Beach Building
Inexpensive fences help restore sand dunes.
By Wendee Holtcamp
Biologists on the upper Texas coast have found a simple, and economical, solution to a rapidly eroding shoreline: plant a fence, and it will come. Sand, that is.
“Texas Point National Wildlife Refuge has some of the most extreme erosion — possibly in the U.S. — where 50 feet of shoreline is being lost each year,” explains Marty Bray, until recently the refuge manager at McFaddin NWR, which is also losing 8-12 feet per year. So much beach had eroded that the clay underneath became exposed, turning what once were natural beaches into cliff-like banks. McFaddin is a few miles down from Texas Point; both lie within the Chenier Plain geological formation — coastal swales formed from sediment coming down the Mississippi River and spread out by currents along the coast.
“Most people are in agreement that the area is sediment-starved due to dams preventing sediment from flowing down rivers that historically replenished shoreline,” explains Bray. Because of miles of jetties, sediment that does make it downriver ends up further offshore in the continental shelf rather than at the river’s mouth, where currents would otherwise distribute it along coastal beaches.
“In a natural system the dunes will get eroded during storms but build back during the spring and early summer,” explains Dean Bossert, the current refuge manager. “In the system we have now, they don’t build back because there is a lack of sand in the system.”
While the Army Corps of Engineers was spending thousands of dollars studying whether massive textile “geotubes” could prevent erosion, Bray, Bossert and refuge biologist Patrick Walther had a simpler idea. Walther’s sister had installed sand fences along the Louisiana coast to rebuild dunes, so they brought the idea to Texas. Using relatively inexpensive supplies, they installed a few miles of fence, planting Atlantic panicum grass to help hold sand and rebuild the dune. Within a few months, several feet had accumulated.
Dunes not only create a more aesthetically pleasing beach and provide habitat for beach critters, they also buffer the impacts of storm damage, protecting human life and prop-erty.

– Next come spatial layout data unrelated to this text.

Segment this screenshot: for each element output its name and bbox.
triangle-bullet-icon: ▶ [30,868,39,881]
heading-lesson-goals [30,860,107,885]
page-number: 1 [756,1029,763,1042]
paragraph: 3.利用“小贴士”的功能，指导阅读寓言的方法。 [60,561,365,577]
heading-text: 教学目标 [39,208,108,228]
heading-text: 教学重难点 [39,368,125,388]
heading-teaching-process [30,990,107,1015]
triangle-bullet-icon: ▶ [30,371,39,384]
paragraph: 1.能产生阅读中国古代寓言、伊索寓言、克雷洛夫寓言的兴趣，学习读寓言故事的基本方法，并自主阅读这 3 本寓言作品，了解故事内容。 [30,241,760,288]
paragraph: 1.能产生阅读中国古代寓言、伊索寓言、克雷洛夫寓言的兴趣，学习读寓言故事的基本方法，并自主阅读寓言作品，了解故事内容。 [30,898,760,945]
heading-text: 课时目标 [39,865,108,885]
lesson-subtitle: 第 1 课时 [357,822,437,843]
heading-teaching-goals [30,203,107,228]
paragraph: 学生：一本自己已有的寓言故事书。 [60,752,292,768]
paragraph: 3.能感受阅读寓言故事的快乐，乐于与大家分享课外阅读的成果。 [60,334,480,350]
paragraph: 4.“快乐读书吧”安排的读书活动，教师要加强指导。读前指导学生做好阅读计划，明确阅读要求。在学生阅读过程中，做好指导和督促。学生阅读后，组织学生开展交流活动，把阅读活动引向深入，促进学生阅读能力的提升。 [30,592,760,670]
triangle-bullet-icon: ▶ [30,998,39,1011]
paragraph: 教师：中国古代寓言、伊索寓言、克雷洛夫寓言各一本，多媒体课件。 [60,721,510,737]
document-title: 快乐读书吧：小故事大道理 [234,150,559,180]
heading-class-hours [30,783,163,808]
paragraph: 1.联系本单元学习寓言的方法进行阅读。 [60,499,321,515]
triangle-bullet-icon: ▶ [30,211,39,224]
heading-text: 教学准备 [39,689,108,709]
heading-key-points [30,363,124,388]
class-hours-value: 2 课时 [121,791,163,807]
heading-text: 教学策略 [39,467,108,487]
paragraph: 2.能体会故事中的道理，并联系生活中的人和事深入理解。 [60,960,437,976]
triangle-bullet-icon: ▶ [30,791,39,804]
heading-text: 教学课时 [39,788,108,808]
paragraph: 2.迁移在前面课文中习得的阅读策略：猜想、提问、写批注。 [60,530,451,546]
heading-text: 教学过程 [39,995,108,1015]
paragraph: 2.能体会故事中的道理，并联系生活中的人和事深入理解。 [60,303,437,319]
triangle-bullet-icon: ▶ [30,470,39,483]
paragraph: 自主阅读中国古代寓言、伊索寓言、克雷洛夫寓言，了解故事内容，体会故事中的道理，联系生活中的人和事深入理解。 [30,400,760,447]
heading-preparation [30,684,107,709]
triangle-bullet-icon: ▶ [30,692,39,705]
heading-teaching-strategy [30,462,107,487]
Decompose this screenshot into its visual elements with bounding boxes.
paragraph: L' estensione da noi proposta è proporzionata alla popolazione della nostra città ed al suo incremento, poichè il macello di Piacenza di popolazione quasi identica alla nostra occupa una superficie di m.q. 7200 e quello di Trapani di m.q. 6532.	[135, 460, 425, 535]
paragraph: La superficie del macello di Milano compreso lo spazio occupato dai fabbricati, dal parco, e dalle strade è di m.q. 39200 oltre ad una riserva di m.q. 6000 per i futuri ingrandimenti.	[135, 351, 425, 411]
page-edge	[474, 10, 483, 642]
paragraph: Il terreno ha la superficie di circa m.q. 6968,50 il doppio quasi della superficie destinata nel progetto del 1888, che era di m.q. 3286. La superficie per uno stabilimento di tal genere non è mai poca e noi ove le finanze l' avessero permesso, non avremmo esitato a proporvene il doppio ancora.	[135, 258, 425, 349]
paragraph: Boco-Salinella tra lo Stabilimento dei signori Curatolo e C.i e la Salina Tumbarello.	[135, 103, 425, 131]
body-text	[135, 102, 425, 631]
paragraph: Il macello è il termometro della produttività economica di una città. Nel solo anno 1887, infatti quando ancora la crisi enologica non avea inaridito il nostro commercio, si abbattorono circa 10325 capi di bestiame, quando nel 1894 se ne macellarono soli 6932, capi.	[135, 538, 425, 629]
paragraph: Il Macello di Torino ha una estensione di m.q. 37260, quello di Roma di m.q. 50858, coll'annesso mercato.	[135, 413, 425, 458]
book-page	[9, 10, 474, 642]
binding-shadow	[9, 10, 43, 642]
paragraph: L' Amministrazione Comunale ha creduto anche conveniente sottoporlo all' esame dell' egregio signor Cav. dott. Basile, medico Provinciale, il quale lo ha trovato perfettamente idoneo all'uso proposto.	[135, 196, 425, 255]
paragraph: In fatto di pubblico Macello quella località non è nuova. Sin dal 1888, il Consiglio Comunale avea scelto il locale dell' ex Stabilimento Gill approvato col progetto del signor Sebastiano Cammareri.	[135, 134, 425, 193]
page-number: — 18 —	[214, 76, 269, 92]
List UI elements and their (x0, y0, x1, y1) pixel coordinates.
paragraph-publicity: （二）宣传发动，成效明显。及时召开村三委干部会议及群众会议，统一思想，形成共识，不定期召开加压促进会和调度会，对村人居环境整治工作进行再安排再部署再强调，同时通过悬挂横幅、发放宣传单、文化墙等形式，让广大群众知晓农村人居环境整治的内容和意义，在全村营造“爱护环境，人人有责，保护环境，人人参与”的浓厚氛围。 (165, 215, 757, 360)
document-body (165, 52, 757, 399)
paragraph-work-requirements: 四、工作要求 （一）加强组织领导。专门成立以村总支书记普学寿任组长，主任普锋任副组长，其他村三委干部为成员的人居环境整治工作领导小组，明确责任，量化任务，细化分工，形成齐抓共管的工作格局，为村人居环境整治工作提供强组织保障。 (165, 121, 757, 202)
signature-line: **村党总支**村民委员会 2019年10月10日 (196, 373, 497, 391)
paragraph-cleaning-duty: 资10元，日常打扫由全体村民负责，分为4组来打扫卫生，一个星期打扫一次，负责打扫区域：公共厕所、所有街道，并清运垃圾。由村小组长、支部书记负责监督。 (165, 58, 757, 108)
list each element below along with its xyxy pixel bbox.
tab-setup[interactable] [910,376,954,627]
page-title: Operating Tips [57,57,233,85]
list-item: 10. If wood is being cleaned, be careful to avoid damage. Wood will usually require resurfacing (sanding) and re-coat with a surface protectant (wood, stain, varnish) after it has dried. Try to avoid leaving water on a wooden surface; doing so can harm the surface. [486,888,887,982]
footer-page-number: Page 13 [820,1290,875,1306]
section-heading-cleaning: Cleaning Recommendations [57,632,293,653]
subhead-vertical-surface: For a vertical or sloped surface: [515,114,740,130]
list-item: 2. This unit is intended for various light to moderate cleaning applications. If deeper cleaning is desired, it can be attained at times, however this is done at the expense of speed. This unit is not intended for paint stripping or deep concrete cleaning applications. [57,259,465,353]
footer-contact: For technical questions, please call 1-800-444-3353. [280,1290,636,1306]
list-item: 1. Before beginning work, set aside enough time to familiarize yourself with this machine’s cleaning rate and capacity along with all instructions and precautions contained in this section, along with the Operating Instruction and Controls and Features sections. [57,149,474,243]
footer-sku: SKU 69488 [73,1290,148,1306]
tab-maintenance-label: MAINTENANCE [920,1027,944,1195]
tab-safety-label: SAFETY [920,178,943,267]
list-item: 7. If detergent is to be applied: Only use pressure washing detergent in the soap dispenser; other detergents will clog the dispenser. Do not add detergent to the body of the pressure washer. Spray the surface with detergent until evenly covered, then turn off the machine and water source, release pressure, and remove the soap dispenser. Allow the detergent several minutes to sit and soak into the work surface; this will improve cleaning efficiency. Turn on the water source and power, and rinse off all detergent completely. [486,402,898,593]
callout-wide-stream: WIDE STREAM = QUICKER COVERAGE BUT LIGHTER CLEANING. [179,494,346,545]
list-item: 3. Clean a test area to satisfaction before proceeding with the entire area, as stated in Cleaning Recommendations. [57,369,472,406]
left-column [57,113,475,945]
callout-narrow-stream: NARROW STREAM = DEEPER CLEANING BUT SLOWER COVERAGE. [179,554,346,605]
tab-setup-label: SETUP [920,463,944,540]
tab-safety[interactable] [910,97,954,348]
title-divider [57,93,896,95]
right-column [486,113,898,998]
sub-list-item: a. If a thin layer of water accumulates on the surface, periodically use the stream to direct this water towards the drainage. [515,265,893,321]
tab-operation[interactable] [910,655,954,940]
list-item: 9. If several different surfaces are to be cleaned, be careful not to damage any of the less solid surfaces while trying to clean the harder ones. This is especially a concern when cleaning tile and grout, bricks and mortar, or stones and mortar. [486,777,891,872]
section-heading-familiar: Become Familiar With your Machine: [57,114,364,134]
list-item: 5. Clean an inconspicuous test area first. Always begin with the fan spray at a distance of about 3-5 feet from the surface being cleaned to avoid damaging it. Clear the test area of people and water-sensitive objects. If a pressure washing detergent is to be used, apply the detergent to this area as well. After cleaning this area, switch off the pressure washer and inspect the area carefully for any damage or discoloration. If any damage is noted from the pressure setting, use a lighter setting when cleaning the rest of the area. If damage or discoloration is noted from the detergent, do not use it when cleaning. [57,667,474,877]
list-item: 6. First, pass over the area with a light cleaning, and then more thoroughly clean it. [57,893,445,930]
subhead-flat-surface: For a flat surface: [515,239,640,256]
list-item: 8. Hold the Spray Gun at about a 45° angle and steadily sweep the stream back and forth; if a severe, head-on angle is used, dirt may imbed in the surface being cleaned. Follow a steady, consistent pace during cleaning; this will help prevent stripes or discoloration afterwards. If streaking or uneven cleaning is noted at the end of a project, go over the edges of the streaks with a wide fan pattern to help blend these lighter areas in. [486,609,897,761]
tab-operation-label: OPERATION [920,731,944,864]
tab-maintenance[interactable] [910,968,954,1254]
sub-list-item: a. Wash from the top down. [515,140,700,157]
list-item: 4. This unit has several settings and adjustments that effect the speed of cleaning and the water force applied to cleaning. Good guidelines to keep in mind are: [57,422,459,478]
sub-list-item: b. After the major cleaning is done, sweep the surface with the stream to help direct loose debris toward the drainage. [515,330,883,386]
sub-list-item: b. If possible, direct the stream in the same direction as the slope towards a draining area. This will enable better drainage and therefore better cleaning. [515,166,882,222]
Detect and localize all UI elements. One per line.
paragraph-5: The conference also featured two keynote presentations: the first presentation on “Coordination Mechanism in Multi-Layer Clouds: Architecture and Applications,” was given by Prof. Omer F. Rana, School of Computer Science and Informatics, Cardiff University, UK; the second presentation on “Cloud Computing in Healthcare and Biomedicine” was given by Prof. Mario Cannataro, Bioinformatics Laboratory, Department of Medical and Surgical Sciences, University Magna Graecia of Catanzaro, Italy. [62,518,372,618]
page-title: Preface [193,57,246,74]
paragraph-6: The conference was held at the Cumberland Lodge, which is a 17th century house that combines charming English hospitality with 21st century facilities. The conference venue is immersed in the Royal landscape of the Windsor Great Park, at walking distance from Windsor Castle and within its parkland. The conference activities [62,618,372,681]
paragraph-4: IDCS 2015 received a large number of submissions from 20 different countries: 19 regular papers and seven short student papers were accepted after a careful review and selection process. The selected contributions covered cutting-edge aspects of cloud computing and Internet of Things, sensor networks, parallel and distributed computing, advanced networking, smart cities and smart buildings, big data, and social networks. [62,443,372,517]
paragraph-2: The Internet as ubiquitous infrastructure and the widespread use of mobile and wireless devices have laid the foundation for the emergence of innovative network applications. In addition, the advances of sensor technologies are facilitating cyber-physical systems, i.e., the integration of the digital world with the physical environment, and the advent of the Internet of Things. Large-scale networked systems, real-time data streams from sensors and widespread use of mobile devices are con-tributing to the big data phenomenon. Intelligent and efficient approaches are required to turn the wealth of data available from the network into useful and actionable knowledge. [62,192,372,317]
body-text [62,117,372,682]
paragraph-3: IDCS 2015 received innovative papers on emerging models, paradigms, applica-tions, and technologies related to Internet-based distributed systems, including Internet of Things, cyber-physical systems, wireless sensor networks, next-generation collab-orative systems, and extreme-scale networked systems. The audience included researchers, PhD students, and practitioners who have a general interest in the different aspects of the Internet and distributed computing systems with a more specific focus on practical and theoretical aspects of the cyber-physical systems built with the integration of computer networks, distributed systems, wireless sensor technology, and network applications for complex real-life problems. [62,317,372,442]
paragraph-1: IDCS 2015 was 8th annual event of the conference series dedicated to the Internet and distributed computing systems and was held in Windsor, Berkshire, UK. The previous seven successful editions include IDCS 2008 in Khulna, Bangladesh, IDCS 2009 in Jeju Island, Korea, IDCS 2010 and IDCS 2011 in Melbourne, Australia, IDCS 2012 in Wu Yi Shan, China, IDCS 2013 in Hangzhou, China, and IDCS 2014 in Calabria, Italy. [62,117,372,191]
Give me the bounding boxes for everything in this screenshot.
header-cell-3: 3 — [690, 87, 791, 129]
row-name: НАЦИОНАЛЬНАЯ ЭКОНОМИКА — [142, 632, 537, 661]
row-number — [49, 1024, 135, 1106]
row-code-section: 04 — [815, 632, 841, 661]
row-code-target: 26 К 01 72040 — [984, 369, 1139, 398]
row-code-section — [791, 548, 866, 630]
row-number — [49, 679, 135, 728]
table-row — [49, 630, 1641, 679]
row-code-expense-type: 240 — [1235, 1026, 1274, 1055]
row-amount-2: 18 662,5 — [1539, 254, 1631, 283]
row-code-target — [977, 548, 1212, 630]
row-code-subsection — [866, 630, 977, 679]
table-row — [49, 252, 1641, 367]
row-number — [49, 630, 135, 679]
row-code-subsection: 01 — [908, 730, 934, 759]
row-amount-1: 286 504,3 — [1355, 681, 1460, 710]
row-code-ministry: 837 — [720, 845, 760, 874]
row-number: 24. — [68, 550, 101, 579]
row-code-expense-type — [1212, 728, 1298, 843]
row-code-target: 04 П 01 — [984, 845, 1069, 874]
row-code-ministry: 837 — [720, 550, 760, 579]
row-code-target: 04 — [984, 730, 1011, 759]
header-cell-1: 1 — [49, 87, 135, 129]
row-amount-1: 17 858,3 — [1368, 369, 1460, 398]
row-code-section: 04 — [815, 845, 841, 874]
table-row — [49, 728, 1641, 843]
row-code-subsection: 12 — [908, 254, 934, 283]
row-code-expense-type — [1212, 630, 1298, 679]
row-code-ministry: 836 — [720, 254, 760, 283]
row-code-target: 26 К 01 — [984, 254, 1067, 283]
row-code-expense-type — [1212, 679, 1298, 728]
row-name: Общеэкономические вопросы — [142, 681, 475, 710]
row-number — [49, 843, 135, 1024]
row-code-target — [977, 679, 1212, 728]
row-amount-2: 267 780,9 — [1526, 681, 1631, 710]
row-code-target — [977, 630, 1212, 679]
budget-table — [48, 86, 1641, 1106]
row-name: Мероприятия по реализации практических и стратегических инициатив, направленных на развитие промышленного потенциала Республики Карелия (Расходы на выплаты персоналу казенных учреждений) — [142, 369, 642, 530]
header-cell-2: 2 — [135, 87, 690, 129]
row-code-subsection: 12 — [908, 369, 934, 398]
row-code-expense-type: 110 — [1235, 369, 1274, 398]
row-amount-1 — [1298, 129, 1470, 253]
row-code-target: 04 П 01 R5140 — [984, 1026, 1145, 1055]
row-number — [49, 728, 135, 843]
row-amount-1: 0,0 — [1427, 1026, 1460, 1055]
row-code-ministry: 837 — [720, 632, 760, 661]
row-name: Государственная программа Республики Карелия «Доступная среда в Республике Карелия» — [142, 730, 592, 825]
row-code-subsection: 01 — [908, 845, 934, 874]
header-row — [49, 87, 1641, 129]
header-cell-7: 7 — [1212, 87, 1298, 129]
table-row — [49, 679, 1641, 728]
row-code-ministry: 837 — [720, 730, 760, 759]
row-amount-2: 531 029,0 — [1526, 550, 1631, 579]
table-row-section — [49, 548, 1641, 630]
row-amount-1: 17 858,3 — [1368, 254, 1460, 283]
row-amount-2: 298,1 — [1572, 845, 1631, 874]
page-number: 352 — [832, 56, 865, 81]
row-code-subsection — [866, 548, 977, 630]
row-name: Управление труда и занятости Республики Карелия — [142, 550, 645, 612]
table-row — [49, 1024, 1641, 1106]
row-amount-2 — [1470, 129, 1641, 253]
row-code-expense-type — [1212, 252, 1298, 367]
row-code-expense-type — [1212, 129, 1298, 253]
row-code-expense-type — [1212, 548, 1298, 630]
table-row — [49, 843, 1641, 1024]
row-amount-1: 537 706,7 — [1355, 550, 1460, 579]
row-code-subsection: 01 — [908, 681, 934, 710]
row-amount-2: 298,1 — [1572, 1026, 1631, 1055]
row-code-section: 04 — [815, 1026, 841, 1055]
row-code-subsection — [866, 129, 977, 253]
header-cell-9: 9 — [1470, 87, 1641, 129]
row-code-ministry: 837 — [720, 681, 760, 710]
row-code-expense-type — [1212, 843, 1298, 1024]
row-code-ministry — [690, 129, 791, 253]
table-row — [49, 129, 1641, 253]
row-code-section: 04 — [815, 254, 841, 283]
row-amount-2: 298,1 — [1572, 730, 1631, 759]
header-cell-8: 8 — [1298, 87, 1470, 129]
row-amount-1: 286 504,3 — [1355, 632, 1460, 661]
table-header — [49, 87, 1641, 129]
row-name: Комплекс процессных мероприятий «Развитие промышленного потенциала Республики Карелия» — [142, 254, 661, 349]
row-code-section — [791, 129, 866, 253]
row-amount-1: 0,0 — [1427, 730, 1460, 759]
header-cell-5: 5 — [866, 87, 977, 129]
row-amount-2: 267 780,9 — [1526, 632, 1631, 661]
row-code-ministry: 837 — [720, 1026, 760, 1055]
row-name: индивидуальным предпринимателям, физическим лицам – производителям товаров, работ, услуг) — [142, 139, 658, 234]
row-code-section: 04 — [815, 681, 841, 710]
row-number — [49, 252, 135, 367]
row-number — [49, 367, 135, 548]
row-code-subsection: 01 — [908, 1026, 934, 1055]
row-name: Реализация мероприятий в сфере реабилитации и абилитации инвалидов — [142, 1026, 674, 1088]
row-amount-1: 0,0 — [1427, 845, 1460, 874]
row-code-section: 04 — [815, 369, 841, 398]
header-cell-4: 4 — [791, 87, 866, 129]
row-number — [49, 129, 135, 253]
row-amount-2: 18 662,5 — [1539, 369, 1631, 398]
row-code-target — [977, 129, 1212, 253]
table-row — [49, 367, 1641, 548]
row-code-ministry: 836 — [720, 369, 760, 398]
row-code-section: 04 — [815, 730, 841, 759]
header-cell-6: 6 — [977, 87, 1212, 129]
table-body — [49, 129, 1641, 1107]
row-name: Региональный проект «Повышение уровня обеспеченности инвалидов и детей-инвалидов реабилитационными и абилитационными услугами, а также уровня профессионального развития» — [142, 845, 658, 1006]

At Louisiana’s Holly Beach, just a few miles from where the eye of Hurricane Rita hit, several miles of beach and recreated dunes had been replenished using sand fencing, which prevented further damage. “That beach has a highway — Louisiana Highway 82 — sitting just 200 feet from the Gulf of Mexico and the road was barely damaged,” says Walther.
Although Rita destroyed the fences at McFaddin NWR, the new dunes survived. “Much of the foredune was washed away, but the back dunes were protected,” explains Bossert. Unfortunately in much of their 18-mile coastline, the erosion rate occurs too fast for the sand fences to be effective. More sand is needed to re-establish dunes, but funding is currently hard to come by. Other places along the coast could benefit from this inexpensive method of dune restoration, says Walther. “Places like Bolivar Island and Galveston have a lot of potential to benefit from sand fencing.”